No good landlord would ask you to do this, but scammers often ask for deposit money to be wired even before you have seen the flat or signed a contract.

Check them out too

It is increasingly easy to find out if someone is real or using an anonymous email account. Google their name, if they give it to you. Try to speak to them over the telephone. Fraudulent renters often use and email addresses. Be sceptical if you can’t find anything about them. 

Maintain some privacy

Landlords will need to know details about you but they don’t need to know everything before they meet you. Do not give out any financial information to a stranger over the internet. 

Research the street

Look up other rentals in the area, compare prices. Maybe you are getting a real bargain, but landlords and owners are normally aware of property prices in the area and will set the price accordingly. 

If all the other two-bed apartments in that area are being rented out for €1700, it's unlikely you 'dream rental home' for €900 is real. Also, use Google maps to check the photographs. If there is a pic of a park out through the window and you can see there is no park in the vicinity, chances are the pics are fake.

Dossier don'ts

If you are going the official dossier route, the unbreakable rule is never, ever send it by email.
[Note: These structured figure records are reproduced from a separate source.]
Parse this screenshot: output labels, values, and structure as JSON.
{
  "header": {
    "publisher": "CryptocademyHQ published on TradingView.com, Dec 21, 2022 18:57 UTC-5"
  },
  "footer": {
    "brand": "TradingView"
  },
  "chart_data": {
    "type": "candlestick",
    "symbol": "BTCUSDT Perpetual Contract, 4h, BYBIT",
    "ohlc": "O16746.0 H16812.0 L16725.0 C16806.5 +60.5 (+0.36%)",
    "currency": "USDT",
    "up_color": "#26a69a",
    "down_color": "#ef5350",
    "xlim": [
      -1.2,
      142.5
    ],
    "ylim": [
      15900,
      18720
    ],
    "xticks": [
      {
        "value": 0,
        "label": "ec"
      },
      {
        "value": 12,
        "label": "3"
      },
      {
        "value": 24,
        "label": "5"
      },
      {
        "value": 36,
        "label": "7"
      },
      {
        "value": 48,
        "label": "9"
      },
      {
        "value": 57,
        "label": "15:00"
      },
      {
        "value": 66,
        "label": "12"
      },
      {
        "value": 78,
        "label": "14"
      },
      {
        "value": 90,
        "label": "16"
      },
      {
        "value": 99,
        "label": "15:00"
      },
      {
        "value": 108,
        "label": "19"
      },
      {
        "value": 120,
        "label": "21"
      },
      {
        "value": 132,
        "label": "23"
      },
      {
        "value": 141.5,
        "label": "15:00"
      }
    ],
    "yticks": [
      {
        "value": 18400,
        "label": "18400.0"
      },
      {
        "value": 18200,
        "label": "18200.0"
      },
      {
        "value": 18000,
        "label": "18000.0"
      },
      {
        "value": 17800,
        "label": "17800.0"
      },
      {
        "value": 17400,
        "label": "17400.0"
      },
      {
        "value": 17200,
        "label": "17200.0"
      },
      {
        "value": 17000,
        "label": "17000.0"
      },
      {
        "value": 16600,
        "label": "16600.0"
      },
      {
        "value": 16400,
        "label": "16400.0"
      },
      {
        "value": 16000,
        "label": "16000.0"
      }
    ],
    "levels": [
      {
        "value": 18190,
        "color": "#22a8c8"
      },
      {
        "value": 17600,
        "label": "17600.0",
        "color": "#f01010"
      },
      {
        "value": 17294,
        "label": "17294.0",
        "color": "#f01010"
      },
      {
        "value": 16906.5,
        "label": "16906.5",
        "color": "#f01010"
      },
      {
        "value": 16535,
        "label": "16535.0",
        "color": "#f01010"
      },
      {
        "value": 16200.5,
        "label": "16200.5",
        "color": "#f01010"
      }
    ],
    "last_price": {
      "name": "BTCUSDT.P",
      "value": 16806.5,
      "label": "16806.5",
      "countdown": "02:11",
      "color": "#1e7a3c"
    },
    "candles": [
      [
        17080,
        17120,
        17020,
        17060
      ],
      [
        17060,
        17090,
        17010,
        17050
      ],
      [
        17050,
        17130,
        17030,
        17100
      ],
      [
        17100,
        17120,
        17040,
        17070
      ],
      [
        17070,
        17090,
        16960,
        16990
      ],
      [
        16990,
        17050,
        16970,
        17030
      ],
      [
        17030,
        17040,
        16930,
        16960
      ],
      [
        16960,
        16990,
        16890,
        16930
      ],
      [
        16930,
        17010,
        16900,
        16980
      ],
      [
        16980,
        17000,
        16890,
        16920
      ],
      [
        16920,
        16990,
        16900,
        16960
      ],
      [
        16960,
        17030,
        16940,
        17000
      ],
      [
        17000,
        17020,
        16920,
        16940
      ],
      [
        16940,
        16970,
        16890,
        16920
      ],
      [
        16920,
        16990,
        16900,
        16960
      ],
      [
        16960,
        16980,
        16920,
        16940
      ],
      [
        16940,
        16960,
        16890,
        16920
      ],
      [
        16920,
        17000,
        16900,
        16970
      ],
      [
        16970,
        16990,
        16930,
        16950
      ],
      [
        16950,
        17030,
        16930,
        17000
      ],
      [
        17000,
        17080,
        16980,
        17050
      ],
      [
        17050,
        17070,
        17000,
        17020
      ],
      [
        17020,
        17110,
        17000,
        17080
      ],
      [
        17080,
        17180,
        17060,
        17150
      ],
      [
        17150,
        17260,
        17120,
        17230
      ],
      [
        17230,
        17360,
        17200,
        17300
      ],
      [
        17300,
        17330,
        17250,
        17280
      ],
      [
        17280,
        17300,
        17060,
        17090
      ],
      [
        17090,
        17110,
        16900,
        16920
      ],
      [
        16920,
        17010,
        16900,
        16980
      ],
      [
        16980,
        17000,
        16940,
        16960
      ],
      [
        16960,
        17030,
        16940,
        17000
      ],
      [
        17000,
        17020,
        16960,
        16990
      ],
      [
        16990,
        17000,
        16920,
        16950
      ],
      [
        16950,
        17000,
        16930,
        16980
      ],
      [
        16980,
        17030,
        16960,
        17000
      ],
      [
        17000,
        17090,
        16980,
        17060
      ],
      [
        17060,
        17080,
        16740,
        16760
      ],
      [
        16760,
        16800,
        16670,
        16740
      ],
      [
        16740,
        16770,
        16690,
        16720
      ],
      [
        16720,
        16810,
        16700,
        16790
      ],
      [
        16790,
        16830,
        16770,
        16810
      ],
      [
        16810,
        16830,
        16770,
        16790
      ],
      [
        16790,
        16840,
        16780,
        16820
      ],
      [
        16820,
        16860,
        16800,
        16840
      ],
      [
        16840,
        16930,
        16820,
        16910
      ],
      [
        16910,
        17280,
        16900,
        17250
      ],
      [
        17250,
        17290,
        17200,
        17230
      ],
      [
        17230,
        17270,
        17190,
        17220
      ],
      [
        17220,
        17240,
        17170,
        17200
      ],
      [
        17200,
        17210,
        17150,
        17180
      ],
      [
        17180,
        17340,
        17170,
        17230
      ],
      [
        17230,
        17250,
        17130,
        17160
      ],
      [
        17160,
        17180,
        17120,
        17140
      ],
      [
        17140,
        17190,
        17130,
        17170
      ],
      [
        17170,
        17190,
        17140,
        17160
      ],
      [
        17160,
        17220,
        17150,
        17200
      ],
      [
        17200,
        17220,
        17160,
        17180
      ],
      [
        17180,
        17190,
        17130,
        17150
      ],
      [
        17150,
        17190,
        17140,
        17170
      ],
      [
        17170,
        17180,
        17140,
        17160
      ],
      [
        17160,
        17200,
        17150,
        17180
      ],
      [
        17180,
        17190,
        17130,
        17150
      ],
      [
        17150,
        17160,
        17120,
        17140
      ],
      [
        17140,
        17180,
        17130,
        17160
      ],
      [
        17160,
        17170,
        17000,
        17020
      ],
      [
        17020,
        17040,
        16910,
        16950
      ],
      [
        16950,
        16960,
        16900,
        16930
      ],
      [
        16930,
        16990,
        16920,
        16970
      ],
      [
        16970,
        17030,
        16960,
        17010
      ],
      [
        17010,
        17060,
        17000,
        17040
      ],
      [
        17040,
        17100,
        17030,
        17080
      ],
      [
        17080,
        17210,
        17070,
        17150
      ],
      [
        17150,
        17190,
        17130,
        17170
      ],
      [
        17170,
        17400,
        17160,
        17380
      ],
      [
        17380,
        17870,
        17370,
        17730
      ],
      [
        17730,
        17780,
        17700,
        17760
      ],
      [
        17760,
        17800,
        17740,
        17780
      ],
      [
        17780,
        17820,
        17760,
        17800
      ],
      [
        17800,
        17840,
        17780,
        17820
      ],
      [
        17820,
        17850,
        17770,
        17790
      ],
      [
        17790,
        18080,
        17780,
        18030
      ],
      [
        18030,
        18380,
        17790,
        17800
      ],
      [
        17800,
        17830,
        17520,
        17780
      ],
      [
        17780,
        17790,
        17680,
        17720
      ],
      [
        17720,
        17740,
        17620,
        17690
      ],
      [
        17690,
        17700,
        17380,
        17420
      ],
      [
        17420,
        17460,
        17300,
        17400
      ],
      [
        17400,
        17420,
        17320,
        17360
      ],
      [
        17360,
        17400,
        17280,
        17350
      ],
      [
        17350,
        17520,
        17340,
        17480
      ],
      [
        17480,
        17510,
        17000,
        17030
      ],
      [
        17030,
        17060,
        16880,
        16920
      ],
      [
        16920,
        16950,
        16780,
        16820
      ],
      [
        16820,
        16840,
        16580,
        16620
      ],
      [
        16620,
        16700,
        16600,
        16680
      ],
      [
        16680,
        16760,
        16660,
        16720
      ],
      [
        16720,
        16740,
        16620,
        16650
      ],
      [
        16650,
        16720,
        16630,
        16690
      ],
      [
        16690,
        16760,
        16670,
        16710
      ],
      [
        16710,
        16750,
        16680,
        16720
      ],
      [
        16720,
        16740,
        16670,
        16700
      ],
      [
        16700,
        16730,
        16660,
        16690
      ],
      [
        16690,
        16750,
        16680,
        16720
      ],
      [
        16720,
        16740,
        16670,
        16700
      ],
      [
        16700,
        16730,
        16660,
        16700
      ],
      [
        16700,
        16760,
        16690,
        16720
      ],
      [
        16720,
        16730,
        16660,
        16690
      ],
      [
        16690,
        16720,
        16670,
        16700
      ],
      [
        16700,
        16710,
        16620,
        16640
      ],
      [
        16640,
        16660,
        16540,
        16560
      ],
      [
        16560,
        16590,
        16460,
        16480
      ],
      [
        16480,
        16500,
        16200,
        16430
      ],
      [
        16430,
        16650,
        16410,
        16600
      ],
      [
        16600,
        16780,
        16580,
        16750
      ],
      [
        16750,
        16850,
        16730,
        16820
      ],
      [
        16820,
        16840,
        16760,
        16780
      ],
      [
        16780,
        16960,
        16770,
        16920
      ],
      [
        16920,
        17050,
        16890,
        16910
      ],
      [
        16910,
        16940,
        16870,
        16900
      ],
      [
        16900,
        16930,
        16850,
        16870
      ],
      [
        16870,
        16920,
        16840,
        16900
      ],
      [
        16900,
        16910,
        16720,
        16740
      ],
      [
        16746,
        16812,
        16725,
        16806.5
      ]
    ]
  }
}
If you do, you run a real risk of somebody stealing your identity and destroying your credibility and financial stability.

A giant alarm bell should ring if anyone asks you to email these documents, no reputable landlord or agent would. You must only ever hand them over in paper format to a person you have met, and consider trustworthy. This makes it difficult to find an apartment through a French agency before you arrive in Paris, but it is a crucial step. 

Don't send personal details before you have seen the flat. Fake landlords looking to con you and steal your identity might ask for bank statements, copies of ID cars, proof of address or payslips before you have even spoken to discuss a rendevous to see the flat. Don't hand over a singe sheet of paper until you are sure they're the real deal.